Thursday, 07/03/2014 6:47:11 PM

Thursday, July 03, 2014 6:47:11 PM

Post# of 140475
This is a little bit of a rehash from my previous posts but here goes:
Recent case in Boston hospital resulted in upstaging of a uterine sarcoma that was removed laparoscopically using a power morcellator. Patient was a physician herself and husband a cardio thoracic surg. Keep in mind, sarcomas of uterus are bad actors and have poor prognosis
; they are also rare ( fortunately) and are difficult to diagnose preop- no great tumor marker either.
When morcellating the uterus, or fibroids for that matter,to remove laparoscopically, microscopic pieces of uterus can seed the peritoneal cavity- this theoretically will upstage a cancer as it will disseminate the microscopic cancerous tissue thereby making it more difficult to treat.

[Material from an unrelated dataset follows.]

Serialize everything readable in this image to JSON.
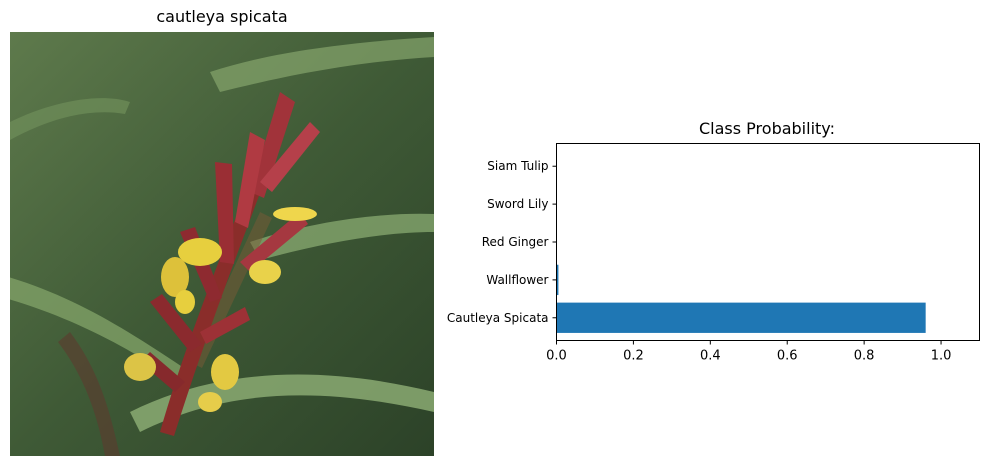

This single case created a sh** storm and the FDA came out with warnings; subsequently ACOG (American college OB/GYN) came out with opinion statement recommending complete discussion and consent with pt prior to morcellating. JNJ who makes gynecare morcellator pulled it from all hospitals- can't be bothered with litigation; other vendors are still manuf last I checked. Some hospitals in boston placed moritorium on morcellating in general.
Before we get ahead of ourselves, this is a knee jerk response by FDA as we don't have a randomized control trial looking at risk of uterine sarcoma. The numbers bantered about regarding incidence are debated. In my practice of 4 board certified OB/GYN's with over 80 years clinical experience combined , we could only come up with single digit numbers of pts dx with uterine sarcoma.
Cut to the chase- how does this impact Sport- well 1st the initial target is gall bladders however one could perform hysterectomy or myomectomy with sport- myomectomy( removal of fibroids( leiomyoma) would be more difficult without third arm for countertraction but a 5 mm assist port could be used if need be); as far as removal if pt declined morcellation the following are options: mini laparotomy ( 3-4cm ) supra pubic incision to remove; posterior colpotomy( incision at cervical vaginal junction to remove and quick repair; enclosed morcellator with self contained bag - which is being trialed; or maybe we come to our senses and realize what we've been doing over 15yrs is reasonable along with appropriate consent.
As aside the symphion is a hysteroscopic device to remove intrauterine fibroids or polyps using RF. I use Tru Clear or Myosure or wire loop hysteroscopic resection as I was trained to do years ago.
Sport is NOT a hysteroscopic tool- we have dedicated hysteroscopes for those procedures- instrumentation is truly microscopic- maybe 3-5x LESS the size of robotic instruments and we use saline as a distending media in the uterine cavity to visualize and operate.
Ultimately, I still maintain as long as we hit our marks/milestones, this technology will succeed. Robotics is still in its infancy and like every other technology I have used over 20 years in the OR, the envelope continues to be pushed forward.
Ask any surgical specialist how current OR technology differs from when they were in residency training and I would bet anything it's markedly improved over even that short span of time.